Despite the stringent entry requirements, Bartlett said he was optimistic that "Jamaica is in a position for a reasonable summer, and I expect to see a pickup in activity in November. Tourism will take off in 2021.

Each Caribbean destination appears to be managing its reopening in a very fluid atmosphere "with the science changing daily," he added. "We have to be able to pivot as circumstances change.

"The U.S. is our market. It is our life, our oyster, it accounts for 50% of all visitors and over 70% when cruise numbers are added in. We have to manage this," he said.

Jamaica "did well" in June, with 6,000 visitors and residents arriving during the month. Additional flights are arriving in July: up to 20 a day into Montego Bay and Kingston, and more than 15,000 workers are back on the job, "but we are monitoring the situation in the U.S. very carefully," he said.

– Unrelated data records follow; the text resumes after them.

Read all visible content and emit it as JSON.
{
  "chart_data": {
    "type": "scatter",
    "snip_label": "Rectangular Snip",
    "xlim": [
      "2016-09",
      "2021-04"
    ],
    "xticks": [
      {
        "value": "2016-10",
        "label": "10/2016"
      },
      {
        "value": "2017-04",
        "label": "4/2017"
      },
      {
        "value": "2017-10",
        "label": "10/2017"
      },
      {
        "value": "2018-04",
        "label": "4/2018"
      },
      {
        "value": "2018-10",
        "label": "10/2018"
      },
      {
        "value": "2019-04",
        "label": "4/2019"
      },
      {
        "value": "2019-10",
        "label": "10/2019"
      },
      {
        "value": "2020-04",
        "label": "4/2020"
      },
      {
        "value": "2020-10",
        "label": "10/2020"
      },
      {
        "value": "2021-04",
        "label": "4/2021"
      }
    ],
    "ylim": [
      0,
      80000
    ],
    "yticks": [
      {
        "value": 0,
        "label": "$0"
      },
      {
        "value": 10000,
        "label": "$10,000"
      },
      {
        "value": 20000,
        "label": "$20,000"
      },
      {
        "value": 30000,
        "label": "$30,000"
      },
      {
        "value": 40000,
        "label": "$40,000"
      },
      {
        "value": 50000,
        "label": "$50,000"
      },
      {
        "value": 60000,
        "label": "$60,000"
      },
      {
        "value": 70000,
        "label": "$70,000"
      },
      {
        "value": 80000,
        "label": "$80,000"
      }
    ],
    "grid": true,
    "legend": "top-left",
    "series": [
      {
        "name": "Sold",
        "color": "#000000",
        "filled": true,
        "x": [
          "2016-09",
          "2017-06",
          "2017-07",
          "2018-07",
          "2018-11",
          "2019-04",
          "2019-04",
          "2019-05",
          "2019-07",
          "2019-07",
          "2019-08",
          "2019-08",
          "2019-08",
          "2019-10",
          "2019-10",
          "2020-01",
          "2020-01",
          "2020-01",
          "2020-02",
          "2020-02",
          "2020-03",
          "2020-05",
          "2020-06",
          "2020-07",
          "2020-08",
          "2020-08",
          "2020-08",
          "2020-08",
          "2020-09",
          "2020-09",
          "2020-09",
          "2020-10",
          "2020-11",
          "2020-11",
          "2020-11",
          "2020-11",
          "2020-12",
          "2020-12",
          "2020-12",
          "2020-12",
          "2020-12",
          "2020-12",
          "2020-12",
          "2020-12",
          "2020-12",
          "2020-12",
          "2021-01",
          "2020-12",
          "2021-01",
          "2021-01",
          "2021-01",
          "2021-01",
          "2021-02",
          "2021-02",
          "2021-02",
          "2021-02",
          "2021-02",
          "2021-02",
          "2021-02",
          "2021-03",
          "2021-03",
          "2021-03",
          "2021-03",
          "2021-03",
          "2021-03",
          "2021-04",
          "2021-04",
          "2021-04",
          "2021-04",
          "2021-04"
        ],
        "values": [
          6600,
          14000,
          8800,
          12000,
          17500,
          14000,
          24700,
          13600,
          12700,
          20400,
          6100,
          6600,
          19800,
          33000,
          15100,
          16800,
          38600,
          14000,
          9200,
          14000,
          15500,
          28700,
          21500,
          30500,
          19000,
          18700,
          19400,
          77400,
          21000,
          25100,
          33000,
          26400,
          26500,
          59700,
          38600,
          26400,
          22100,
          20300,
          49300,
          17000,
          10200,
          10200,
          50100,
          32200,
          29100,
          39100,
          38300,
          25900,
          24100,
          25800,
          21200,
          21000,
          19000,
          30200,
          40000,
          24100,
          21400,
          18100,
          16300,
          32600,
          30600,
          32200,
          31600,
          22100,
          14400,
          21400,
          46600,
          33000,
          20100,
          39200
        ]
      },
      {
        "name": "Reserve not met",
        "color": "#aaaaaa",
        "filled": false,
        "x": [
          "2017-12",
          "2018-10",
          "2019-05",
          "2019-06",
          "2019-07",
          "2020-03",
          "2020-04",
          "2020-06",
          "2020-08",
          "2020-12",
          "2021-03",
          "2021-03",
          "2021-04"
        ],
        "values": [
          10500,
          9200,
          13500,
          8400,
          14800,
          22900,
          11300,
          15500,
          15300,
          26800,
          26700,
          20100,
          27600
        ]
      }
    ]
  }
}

Further south, in St. Vincent and the Grenadines, the island took strict measures in March to contain the spread of the virus, and with few visitors able to reach the destination due to travel restrictions, the destination has seen a low number of cases, according to Glen Beache, CEO of the Tourism Authority. 

In its first reopening phase, which runs through July 30, the country requires that visitors be tested on arrival (the test is $40)  and undergo a 24-hour quarantine in their hotel while awaiting results; those who arrive with proof of a negative test conducted within 72 hours of arrival don't have to quarantine. "They're free to go about enjoying the destination, drinking our rum and enjoying themselves," Beache said.

In addition, all travelers must complete an online health questionnaire and submit to screening upon arrival.
Beache said that based on data gained during Phase One, travelers will have testing done in Phase Two depending upon their country of origin.

"Finding the balance is the most difficult aspect of all of this," he said. "We are observing the situation globally and will adjust where necessary. There is no tried and true way. This is new territory for all of us in the region and we can't take our foot off the pedal."

Air service into SVG resumes July 11 with an American flight from Miami. "We don't have the JFK flight back yet, and I estimate that 60% of those arriving here will be Vincentians and the rest tourists," Beache said.

Both Bartlett and Beache agreed that the Caribbean these days is in uncharted territory.

"We can't separate the health and safety element of our people from the economic impact of tourism on our destinations," Beache said.

Take, for example, St. Maarten. On June 30, the day before it was to reopen its borders, its prime minister announced that all U.S. visitors were barred from entry for at least two weeks.